Q AND A: US F1's Chad Hurley


MOST WANTED: US F1 likes Kyle Busch behind wheel

While Formula One remains a global phenomenon largely ignored in the USA, much of its technology comes from here, and US F1 thinks it can run as a more economically efficient business by eliminating the middlemen who ship parts to F1 teams in England and Italy. CEO Ken Anderson says 90% of F1 trickles down from the U.S. aerospace industry and notes carbon fiber was a domestic invention. Machines in US F1's 40,000-square-foot shop (the original home of Joe Gibbs Racing) were built in North Carolina, California, Minnesota and Georgia.

A similar approach worked for Gurney, who says he benefited from being based in Southern California when it was the hotbed of aviation in the 1960s. "Kenny and Peter are putting together a perfect team and have an excellent chance," Gurney says. "They are armed with technology we never had."

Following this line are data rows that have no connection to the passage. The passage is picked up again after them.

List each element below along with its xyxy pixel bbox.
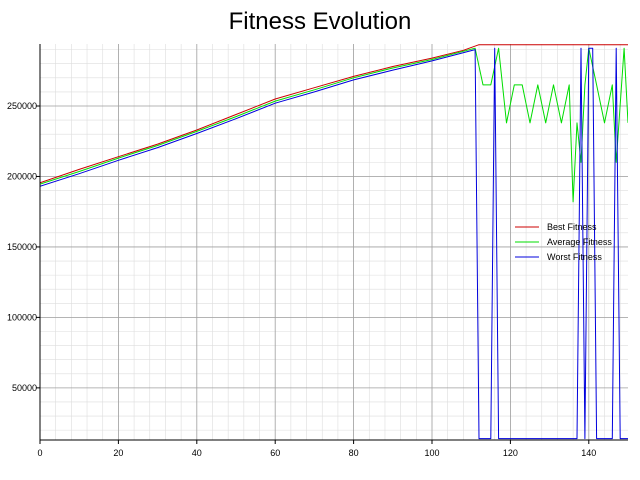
chart-title: Fitness Evolution bbox=[228, 8, 412, 35]
series-line-best-fitness bbox=[40, 44, 628, 184]
x-tick-label: 40 bbox=[192, 448, 202, 458]
series-layer bbox=[40, 44, 628, 440]
x-tick-label: 0 bbox=[37, 448, 42, 458]
x-tick-label: 60 bbox=[270, 448, 280, 458]
legend-label: Average Fitness bbox=[547, 237, 612, 247]
y-tick-label: 100000 bbox=[7, 312, 37, 322]
y-tick-label: 150000 bbox=[7, 242, 37, 252]
y-tick-label: 250000 bbox=[7, 101, 37, 111]
plot-area bbox=[40, 44, 628, 440]
x-tick-label: 100 bbox=[424, 448, 439, 458]
major-grid bbox=[39, 44, 628, 440]
y-tick-label: 50000 bbox=[12, 383, 37, 393]
series-line-average-fitness bbox=[40, 47, 628, 203]
x-tick-label: 80 bbox=[349, 448, 359, 458]
series-line-worst-fitness bbox=[40, 47, 628, 440]
tick-labels: 0 20 40 60 80 100 120 140 50000 100000 150000 20000… bbox=[7, 101, 596, 458]
x-tick-label: 140 bbox=[581, 448, 596, 458]
legend-label: Best Fitness bbox=[547, 222, 597, 232]
minor-grid bbox=[39, 44, 628, 440]
y-tick-label: 200000 bbox=[7, 171, 37, 181]
x-tick-label: 120 bbox=[503, 448, 518, 458]
legend-label: Worst Fitness bbox=[547, 252, 602, 262]
x-tick-label: 20 bbox=[113, 448, 123, 458]
legend: Best Fitness Average Fitness Worst Fitness bbox=[515, 222, 612, 262]
axes bbox=[39, 44, 628, 441]
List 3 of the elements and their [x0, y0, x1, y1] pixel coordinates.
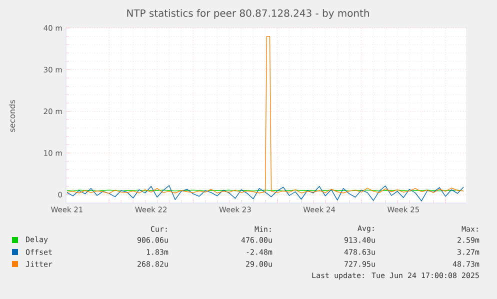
chart-title: NTP statistics for peer 80.87.128.243 - by month: [127, 9, 369, 19]
line-series: [66, 185, 464, 202]
line-series: [66, 36, 464, 194]
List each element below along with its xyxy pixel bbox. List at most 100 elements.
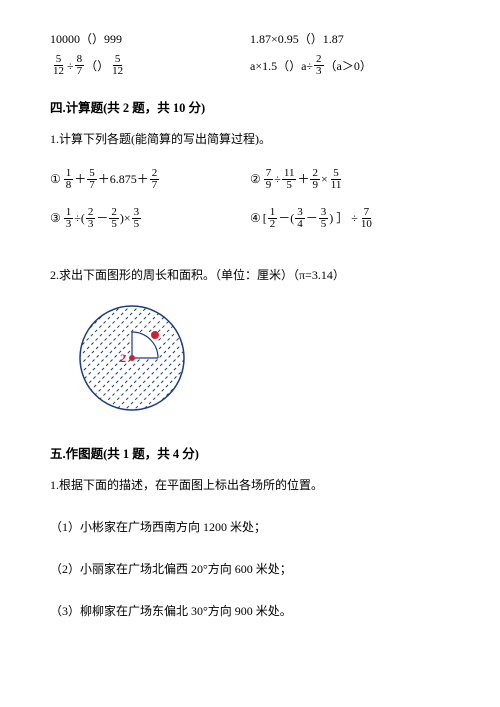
text: 10000（: [50, 30, 92, 48]
text: （a＞0）: [325, 57, 372, 75]
numerator: 3: [295, 207, 305, 219]
fraction: 27: [150, 168, 160, 191]
fraction: 2 3: [314, 54, 324, 77]
denominator: 10: [359, 219, 374, 230]
compare-row-1: 10000（ ）999 1.87×0.95（ ）1.87: [50, 30, 450, 48]
fraction: 18: [64, 168, 74, 191]
fraction: 79: [264, 168, 274, 191]
section-4-title: 四.计算题(共 2 题，共 10 分): [50, 99, 450, 118]
denominator: 4: [295, 219, 305, 230]
numerator: 2: [150, 168, 160, 180]
numerator: 1: [268, 207, 278, 219]
text: ）a÷: [289, 57, 313, 75]
fraction: 13: [64, 207, 74, 230]
denominator: 5: [284, 180, 294, 191]
numerator: 3: [132, 207, 142, 219]
fraction: 511: [329, 168, 344, 191]
op: ＋: [297, 170, 309, 188]
section-5-sub3: （3）柳柳家在广场东偏北 30°方向 900 米处。: [50, 602, 450, 620]
svg-text:2: 2: [120, 351, 126, 365]
fraction: 35: [319, 207, 329, 230]
fraction: 5 12: [51, 54, 66, 77]
numerator: 7: [264, 168, 274, 180]
circle-figure: 2: [72, 298, 450, 423]
fraction: 35: [132, 207, 142, 230]
op: ÷: [274, 170, 281, 188]
section-5-q1: 1.根据下面的描述，在平面图上标出各场所的位置。: [50, 476, 450, 494]
equation-3: ③ 13 ÷( 23 － 25 )× 35: [50, 207, 250, 230]
fraction: 115: [282, 168, 297, 191]
compare-row-2: 5 12 ÷ 8 7 （ ） 5 12 a×1.5（ ）a÷ 2 3: [50, 54, 450, 77]
numerator: 1: [64, 168, 74, 180]
op: －: [306, 209, 318, 227]
fraction: 5 12: [110, 54, 125, 77]
op: ÷: [67, 57, 74, 75]
denominator: 5: [132, 219, 142, 230]
compare-1-right: 1.87×0.95（ ）1.87: [250, 30, 450, 48]
fraction: 8 7: [75, 54, 85, 77]
denominator: 12: [110, 66, 125, 77]
text: a×1.5（: [250, 57, 289, 75]
denominator: 7: [87, 180, 97, 191]
denominator: 5: [319, 219, 329, 230]
eq-number: ③: [50, 209, 61, 227]
op: )×: [120, 209, 131, 227]
compare-2-left: 5 12 ÷ 8 7 （ ） 5 12: [50, 54, 250, 77]
fraction: 710: [359, 207, 374, 230]
equation-grid: ① 18 ＋ 57 ＋6.875＋ 27 ② 79 ÷ 115 ＋ 29 × 5…: [50, 168, 450, 246]
numerator: 5: [87, 168, 97, 180]
section-4-q1: 1.计算下列各题(能简算的写出简算过程)。: [50, 130, 450, 148]
compare-1-left: 10000（ ）999: [50, 30, 250, 48]
fraction: 23: [86, 207, 96, 230]
denominator: 9: [264, 180, 274, 191]
lparen: （: [85, 57, 97, 75]
fraction: 34: [295, 207, 305, 230]
op: ＋6.875＋: [98, 170, 149, 188]
denominator: 5: [109, 219, 119, 230]
op: ) ］ ÷: [329, 209, 358, 227]
denominator: 3: [64, 219, 74, 230]
text: ）1.87: [311, 30, 344, 48]
numerator: 5: [331, 168, 341, 180]
fraction: 12: [268, 207, 278, 230]
eq-number: ②: [250, 170, 261, 188]
numerator: 1: [64, 207, 74, 219]
lbracket: [: [263, 209, 267, 227]
numerator: 7: [362, 207, 372, 219]
equation-4: ④ [ 12 －( 34 － 35 ) ］ ÷ 710: [250, 207, 450, 230]
denominator: 8: [64, 180, 74, 191]
op: ×: [321, 170, 328, 188]
eq-number: ①: [50, 170, 61, 188]
numerator: 3: [319, 207, 329, 219]
op: ÷(: [74, 209, 85, 227]
numerator: 2: [109, 207, 119, 219]
equation-1: ① 18 ＋ 57 ＋6.875＋ 27: [50, 168, 250, 191]
op: －: [96, 209, 108, 227]
section-5-sub2: （2）小丽家在广场北偏西 20°方向 600 米处；: [50, 560, 450, 578]
denominator: 7: [150, 180, 160, 191]
numerator: 2: [310, 168, 320, 180]
numerator: 2: [86, 207, 96, 219]
section-4-q2: 2.求出下面图形的周长和面积。（单位：厘米）（π=3.14）: [50, 266, 450, 284]
section-5-sub1: （1）小彬家在广场西南方向 1200 米处；: [50, 518, 450, 536]
equation-2: ② 79 ÷ 115 ＋ 29 × 511: [250, 168, 450, 191]
numerator: 11: [282, 168, 297, 180]
text: 1.87×0.95（: [250, 30, 311, 48]
fraction: 25: [109, 207, 119, 230]
circle-svg: 2: [72, 298, 192, 418]
denominator: 9: [310, 180, 320, 191]
compare-2-right: a×1.5（ ）a÷ 2 3 （a＞0）: [250, 54, 450, 77]
rparen: ）: [97, 57, 109, 75]
denominator: 3: [314, 66, 324, 77]
op: －(: [278, 209, 294, 227]
op: ＋: [74, 170, 86, 188]
denominator: 12: [51, 66, 66, 77]
section-5-title: 五.作图题(共 1 题，共 4 分): [50, 445, 450, 464]
fraction: 57: [87, 168, 97, 191]
denominator: 11: [329, 180, 344, 191]
eq-number: ④: [250, 209, 261, 227]
text: ）999: [92, 30, 122, 48]
denominator: 7: [75, 66, 85, 77]
page: 10000（ ）999 1.87×0.95（ ）1.87 5 12 ÷ 8 7 …: [0, 0, 500, 674]
fraction: 29: [310, 168, 320, 191]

When its first car is finished next month, US F1 plans frequent trips to Windshear, a rolling-road wind tunnel in nearby Concord that Anderson helped design. Five F1 teams visited Windshear last year before testing restrictions (that won't affect US F1), and NASCAR's Charlotte hub affords access to many such high-tech toys. The team will rent a seven-post shaker rig for a couple of thousand dollars a day rather than spend millions building one, Anderson says. Adds Windsor: "Because of the boom in NASCAR, we can take advantage of infrastructure no one else is and be the only F1 game in town."

It's recruiting NASCAR personnel, too. US F1's lead aerodynamicist (Eric Warren) and machine shop manager (Brian Williams) are from Michael Waltrip Racing. The team will double to 100 employees next year (including an R&D manager hired from 2009 F1 champion Brawn GP).

Windsor says there's lots of sponsor interest, but no major companies have been announced to shoulder an annual budget of $60 million. Hurley (part of a group that sold YouTube to Google for $1.65 billion three years ago) says, "We'll find the revenue to make a great business out of this. The returns may not be as large in the first few years, but I'm not involved for the short term. We're looking 20 years down the road."